Review of Regional Weather for February 2021

1. Overview

1.1 During February 2021, the western Maritime Continent received less rainfall than average for this time of year (Figure 1). The largest negative anomalies (drier conditions) were recorded over western Borneo based on both satellite-derived rainfall estimates datasets (GSMaP-NRT and CMORPH-Blended). Above-average rainfall was recorded for southern Indonesia, northern Borneo, and the Philippines, with the largest positive anomalies over the central Philippines in part due to Tropical Storm Dujuan. A mix of below- to above-average rainfall was recorded over the rest of the Maritime Continent. For Mainland Southeast Asia, rainfall anomalies were negligible for most of the region, as expected during the dry season for the northern ASEAN region, except for the north-eastern region where positive anomalies were recorded.

1.2 The observed large-scale rainfall anomaly pattern (i.e. below-average rainfall in western Maritime Continent, and above-average rainfall in southern Indonesia, northern Borneo and the Philippines) is broadly consistent with the predictions from the subseasonal weather outlooks for February 2021 (25 Jan – 7 Feb, 8 – 21 Feb, 22 Feb – 7 Mar).

Figure 1: Rainfall anomalies for the month of February 2021 based on GSMaP-NRT data (left) and CMORPH-Blended data (right). The climatological reference period is 2001-2020. Green colour denotes above-average rainfall (wetter), while orange denotes below-average rainfall (drier).


1.3 Colder-than-average temperatures were recorded over central and eastern parts of Mainland Southeast Asia in February 2021 (Figure 2).
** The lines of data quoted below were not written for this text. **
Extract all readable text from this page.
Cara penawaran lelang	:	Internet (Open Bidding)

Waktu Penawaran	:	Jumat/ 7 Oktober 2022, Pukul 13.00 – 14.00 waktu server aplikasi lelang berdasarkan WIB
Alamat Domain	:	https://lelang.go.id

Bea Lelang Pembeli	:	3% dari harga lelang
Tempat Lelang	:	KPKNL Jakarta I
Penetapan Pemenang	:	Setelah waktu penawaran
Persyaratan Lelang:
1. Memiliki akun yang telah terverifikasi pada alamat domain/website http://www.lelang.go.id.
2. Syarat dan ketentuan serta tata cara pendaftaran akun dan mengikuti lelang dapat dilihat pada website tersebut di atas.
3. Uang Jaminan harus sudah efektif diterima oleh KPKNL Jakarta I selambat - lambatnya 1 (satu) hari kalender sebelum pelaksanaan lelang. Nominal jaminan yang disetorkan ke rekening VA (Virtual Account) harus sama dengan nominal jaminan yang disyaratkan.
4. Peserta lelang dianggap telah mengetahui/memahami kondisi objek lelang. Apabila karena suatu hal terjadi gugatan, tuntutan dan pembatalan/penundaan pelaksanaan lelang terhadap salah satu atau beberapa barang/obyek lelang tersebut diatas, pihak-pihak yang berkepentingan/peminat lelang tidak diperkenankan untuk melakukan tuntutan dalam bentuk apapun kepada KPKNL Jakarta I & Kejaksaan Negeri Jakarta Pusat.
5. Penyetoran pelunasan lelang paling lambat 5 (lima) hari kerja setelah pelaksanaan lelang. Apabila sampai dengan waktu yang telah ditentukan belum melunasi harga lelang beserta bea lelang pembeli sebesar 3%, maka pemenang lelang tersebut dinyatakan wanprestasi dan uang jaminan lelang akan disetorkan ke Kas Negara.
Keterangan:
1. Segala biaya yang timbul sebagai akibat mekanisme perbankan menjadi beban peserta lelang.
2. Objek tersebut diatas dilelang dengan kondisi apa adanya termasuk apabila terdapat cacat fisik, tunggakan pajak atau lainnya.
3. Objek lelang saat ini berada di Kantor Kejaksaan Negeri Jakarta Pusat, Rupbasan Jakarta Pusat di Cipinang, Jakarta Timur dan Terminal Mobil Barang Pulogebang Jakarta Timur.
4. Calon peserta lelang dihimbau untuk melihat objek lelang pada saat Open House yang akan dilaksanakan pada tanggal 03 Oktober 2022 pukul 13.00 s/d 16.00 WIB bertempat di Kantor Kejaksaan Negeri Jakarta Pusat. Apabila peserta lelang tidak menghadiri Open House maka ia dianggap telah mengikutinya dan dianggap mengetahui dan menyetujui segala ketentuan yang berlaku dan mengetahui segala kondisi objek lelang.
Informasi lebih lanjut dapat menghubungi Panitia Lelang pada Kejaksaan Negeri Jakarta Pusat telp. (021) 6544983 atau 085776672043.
In contrast, warmer-than-average temperatures were recorded over parts of northern Myanmar. Over the Maritime Continent, temperatures were closer to average, with above-average temperature in northern Sumatra, western Borneo, and parts of eastern Indonesia.
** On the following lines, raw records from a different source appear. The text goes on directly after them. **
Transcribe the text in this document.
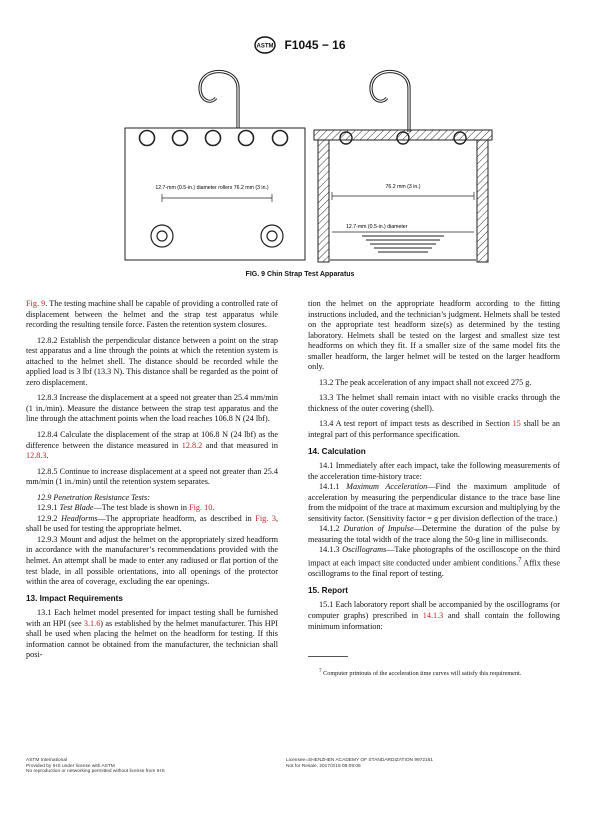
ASTM F1045 − 16
12.7-mm (0.5-in.) diameter rollers 76.2 mm (3 in.)	76.2 mm (3 in.)
12.7-mm (0.5-in.) diameter
FIG. 9 Chin Strap Test Apparatus

Fig. 9. The testing machine shall be capable of providing a controlled rate of displacement between the helmet and the strap test apparatus while recording the resulting tensile force. Fasten the retention system closures.

12.8.2 Establish the perpendicular distance between a point on the strap test apparatus and a line through the points at which the retention system is attached to the helmet shell. The distance should be recorded while the applied load is 3 lbf (13.3 N). This distance shall be regarded as the point of zero displacement.

12.8.3 Increase the displacement at a speed not greater than 25.4 mm/min (1 in./min). Measure the distance between the strap test apparatus and the line through the attachment points when the load reaches 106.8 N (24 lbf).

12.8.4 Calculate the displacement of the strap at 106.8 N (24 lbf) as the difference between the distance measured in 12.8.2 and that measured in 12.8.3.

12.8.5 Continue to increase displacement at a speed not greater than 25.4 mm/min (1 in./min) until the retention system separates.

12.9 Penetration Resistance Tests:

12.9.1 Test Blade—The test blade is shown in Fig. 10.

12.9.2 Headforms—The appropriate headform, as described in Fig. 3, shall be used for testing the appropriate helmet.

12.9.3 Mount and adjust the helmet on the appropriately sized headform in accordance with the manufacturer’s recommendations provided with the helmet. An attempt shall be made to enter any radiused or flat portion of the test blade, in all possible orientations, into all openings of the protector within the area of coverage, excluding the ear openings.

13. Impact Requirements

13.1 Each helmet model presented for impact testing shall be furnished with an HPI (see 3.1.6) as established by the helmet manufacturer. This HPI shall be used when placing the helmet on the headform for testing. If this information cannot be obtained from the manufacturer, the technician shall posi-

tion the helmet on the appropriate headform according to the fitting instructions included, and the technician’s judgment. Helmets shall be tested on the appropriate test headform size(s) as determined by the testing laboratory. Helmets shall be tested on the largest and smallest size test headforms on which they fit. If a smaller size of the same model fits the smaller headform, the larger helmet will be tested on the larger headform only.

13.2 The peak acceleration of any impact shall not exceed 275 g.

13.3 The helmet shall remain intact with no visible cracks through the thickness of the outer covering (shell).

13.4 A test report of impact tests as described in Section 15 shall be an integral part of this performance specification.

14. Calculation

14.1 Immediately after each impact, take the following measurements of the acceleration time-history trace:

14.1.1 Maximum Acceleration—Find the maximum amplitude of acceleration by measuring the perpendicular distance to the trace base line from the midpoint of the trace at maximum excursion and multiplying by the sensitivity factor. (Sensitivity factor = g per division deflection of the trace.)

14.1.2 Duration of Impulse—Determine the duration of the pulse by measuring the total width of the trace along the 50-g line in milliseconds.

14.1.3 Oscillograms—Take photographs of the oscilloscope on the third impact at each impact site conducted under ambient conditions.$^7$ Affix these oscillograms to the final report of testing.

15. Report

15.1 Each laboratory report shall be accompanied by the oscillograms (or computer graphs) prescribed in 14.1.3 and shall contain the following minimum information:

$^7$ Computer printouts of the acceleration time curves will satisfy this requirement.

ASTM International
Provided by IHS under license with ASTM
No reproduction or networking permitted without license from IHS
Licensee=SHENZHEN ACADEMY OF STANDARDIZATION 9972161
Not for Resale, 2017/2/15 08:09:06
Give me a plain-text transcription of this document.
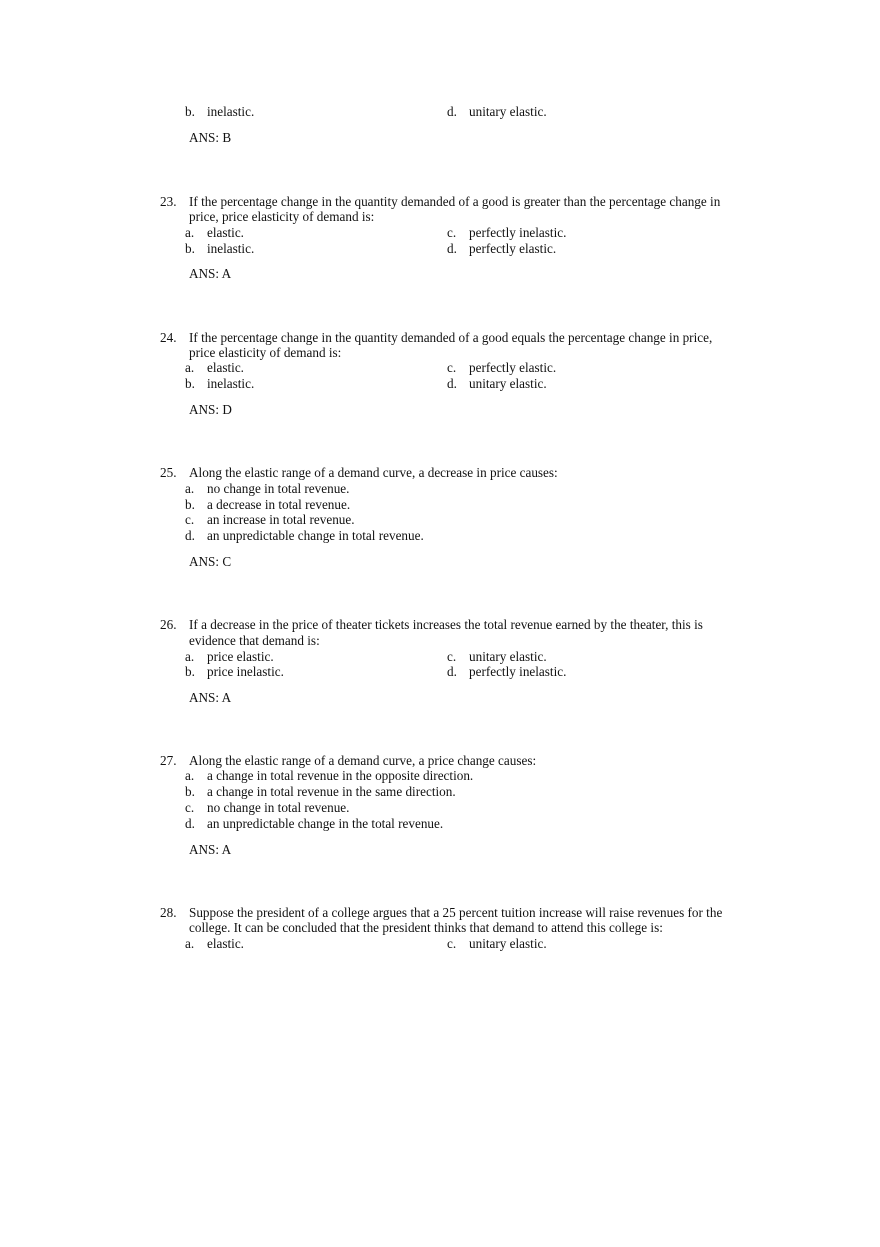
b. inelastic.	d. unitary elastic.
ANS: B
23. If the percentage change in the quantity demanded of a good is greater than the percentage change in
price, price elasticity of demand is:
a. elastic.	c. perfectly inelastic.
b. inelastic.	d. perfectly elastic.
ANS: A
24. If the percentage change in the quantity demanded of a good equals the percentage change in price,
price elasticity of demand is:
a. elastic.	c. perfectly elastic.
b. inelastic.	d. unitary elastic.
ANS: D
25. Along the elastic range of a demand curve, a decrease in price causes:
a. no change in total revenue.
b. a decrease in total revenue.
c. an increase in total revenue.
d. an unpredictable change in total revenue.
ANS: C
26. If a decrease in the price of theater tickets increases the total revenue earned by the theater, this is
evidence that demand is:
a. price elastic.	c. unitary elastic.
b. price inelastic.	d. perfectly inelastic.
ANS: A
27. Along the elastic range of a demand curve, a price change causes:
a. a change in total revenue in the opposite direction.
b. a change in total revenue in the same direction.
c. no change in total revenue.
d. an unpredictable change in the total revenue.
ANS: A
28. Suppose the president of a college argues that a 25 percent tuition increase will raise revenues for the
college. It can be concluded that the president thinks that demand to attend this college is:
a. elastic.	c. unitary elastic.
Figure 2: Temperature anomalies for the month of February 2021 based on ERA-5 reanalysis. The climatological reference period is 2001-2020. Red colour denotes above-average temperature (warmer), while blue denotes below-average temperature (colder).


2. Climate Drivers

2.1 While the RMM index plot suggests that a Madden-Julian Oscillation (MJO) signal was present in the Western Pacific during February (Figure 3, phases 6 and 7), the presence of La Niña and high frequency tropical waves could have interfered with the signal. There was a weakening of the RMM index in Phase 7 from the middle of the month with no eastward propagation, followed by a westward propagation to Phase 6. Eastward propagation of the signal was seen at the end of February. Phase 6 typically brings wetter conditions to the eastern-most part of the Maritime Continent, while Phase 7 typically brings drier conditions to the western half of the Maritime Continent at this time of year, consistent with below-average rainfall observed in the western Maritime Continent (Figure 1).
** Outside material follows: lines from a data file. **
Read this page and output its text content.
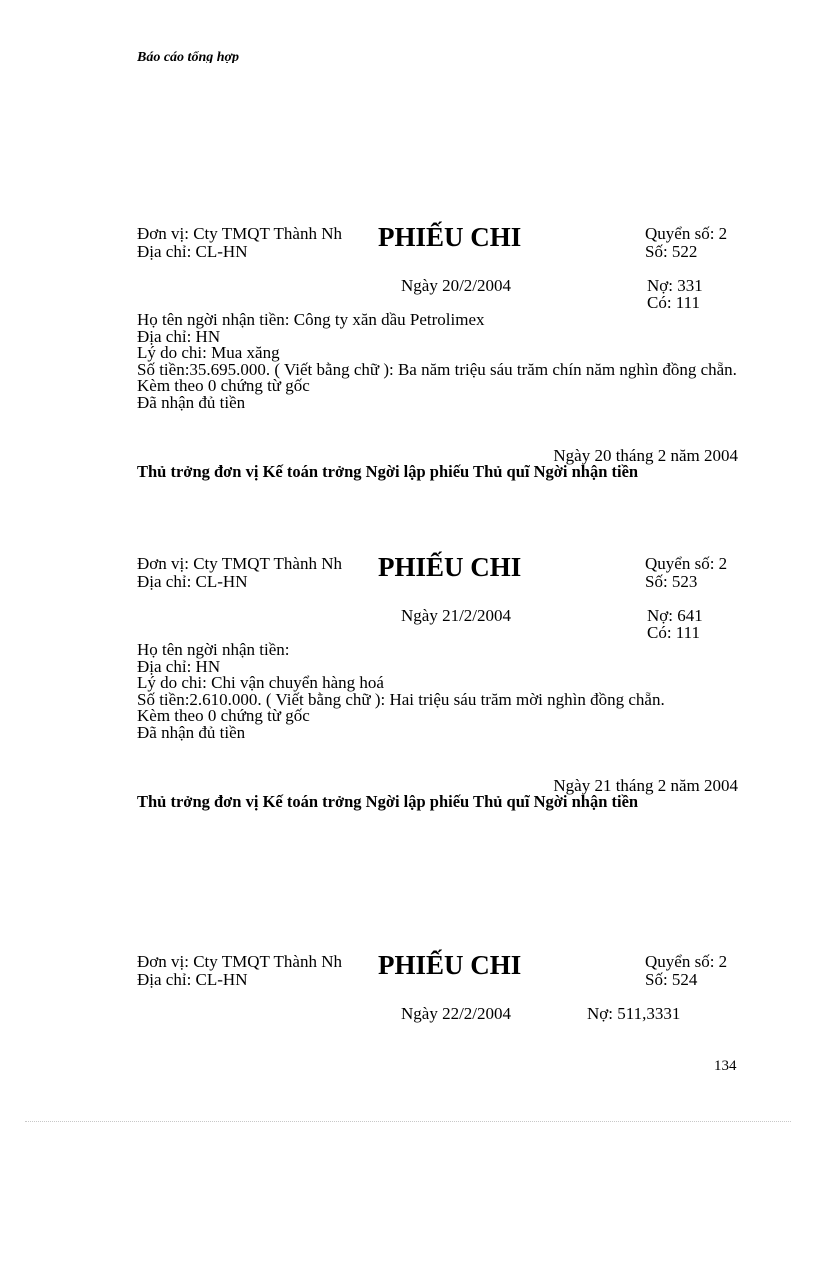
Báo cáo tổng hợp
Đơn vị: Cty TMQT Thành Nh
Địa chỉ: CL-HN	PHIẾU CHI	Quyển số: 2
Số: 522
Ngày 20/2/2004	Nợ: 331
Có: 111
Họ tên ngời nhận tiền: Công ty xăn dầu Petrolimex
Địa chỉ: HN
Lý do chi: Mua xăng
Số tiền:35.695.000. ( Viết bằng chữ ): Ba năm triệu sáu trăm chín năm nghìn đồng chẵn.
Kèm theo 0 chứng từ gốc
Đã nhận đủ tiền
Ngày 20 tháng 2 năm 2004
Thủ trởng đơn vị Kế toán trởng Ngời lập phiếu Thủ quĩ Ngời nhận tiền
Đơn vị: Cty TMQT Thành Nh
Địa chỉ: CL-HN	PHIẾU CHI	Quyển số: 2
Số: 523
Ngày 21/2/2004	Nợ: 641
Có: 111
Họ tên ngời nhận tiền:
Địa chỉ: HN
Lý do chi: Chi vận chuyển hàng hoá
Số tiền:2.610.000. ( Viết bằng chữ ): Hai triệu sáu trăm mời nghìn đồng chẵn.
Kèm theo 0 chứng từ gốc
Đã nhận đủ tiền
Ngày 21 tháng 2 năm 2004
Thủ trởng đơn vị Kế toán trởng Ngời lập phiếu Thủ quĩ Ngời nhận tiền
Đơn vị: Cty TMQT Thành Nh
Địa chỉ: CL-HN	PHIẾU CHI	Quyển số: 2
Số: 524
Ngày 22/2/2004	Nợ: 511,3331
134
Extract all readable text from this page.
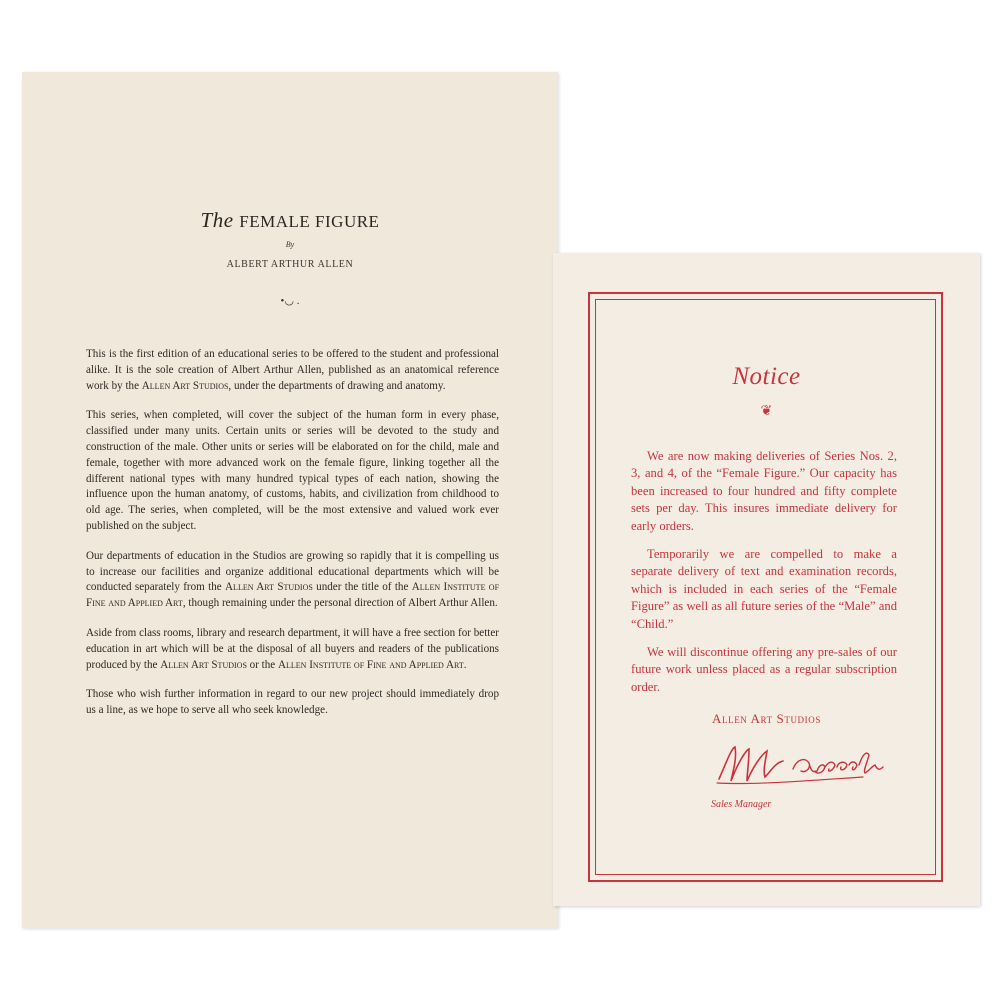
The FEMALE FIGURE
By
ALBERT ARTHUR ALLEN
•◡ .

This is the first edition of an educational series to be offered to the student and professional alike. It is the sole creation of Albert Arthur Allen, published as an anatomical reference work by the Allen Art Studios, under the departments of drawing and anatomy.

This series, when completed, will cover the subject of the human form in every phase, classified under many units. Certain units or series will be devoted to the study and construction of the male. Other units or series will be elaborated on for the child, male and female, together with more advanced work on the female figure, linking together all the different national types with many hundred typical types of each nation, showing the influence upon the human anatomy, of customs, habits, and civilization from childhood to old age. The series, when completed, will be the most extensive and valued work ever published on the subject.

Our departments of education in the Studios are growing so rapidly that it is compelling us to increase our facilities and organize additional educational departments which will be conducted separately from the Allen Art Studios under the title of the Allen Institute of Fine and Applied Art, though remaining under the personal direction of Albert Arthur Allen.

Aside from class rooms, library and research department, it will have a free section for better education in art which will be at the disposal of all buyers and readers of the publications produced by the Allen Art Studios or the Allen Institute of Fine and Applied Art.

Those who wish further information in regard to our new project should immediately drop us a line, as we hope to serve all who seek knowledge.

Notice
❦

We are now making deliveries of Series Nos. 2, 3, and 4, of the “Female Figure.” Our capacity has been increased to four hundred and fifty complete sets per day. This insures immediate delivery for early orders.

Temporarily we are compelled to make a separate delivery of text and examination records, which is included in each series of the “Female Figure” as well as all future series of the “Male” and “Child.”

We will discontinue offering any pre-sales of our future work unless placed as a regular subscription order.

Allen Art Studios
Sales Manager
Figure 3: The MJO phase diagram. The diagram illustrates the movement of the MJO through different phases, which correspond to different locations along the equator (denoted in the text with the first day of the month in blue and the last day of the month in red). The distance of the index from the centre of the diagram is related to the strength of the MJO. Values within the grey circle are considered weak or indiscernible (data from the Bureau of Meteorology, Australia).


2.2 Over the tropical Pacific Ocean, La Niña conditions were present. The sea surface temperatures in the central and eastern Pacific Ocean remained cool, with atmospheric indicators (cloudiness and wind anomalies) remaining consistent with La Niña conditions. La Niña events tend to bring wetter-than-average conditions to much of Southeast Asia during the September to March period.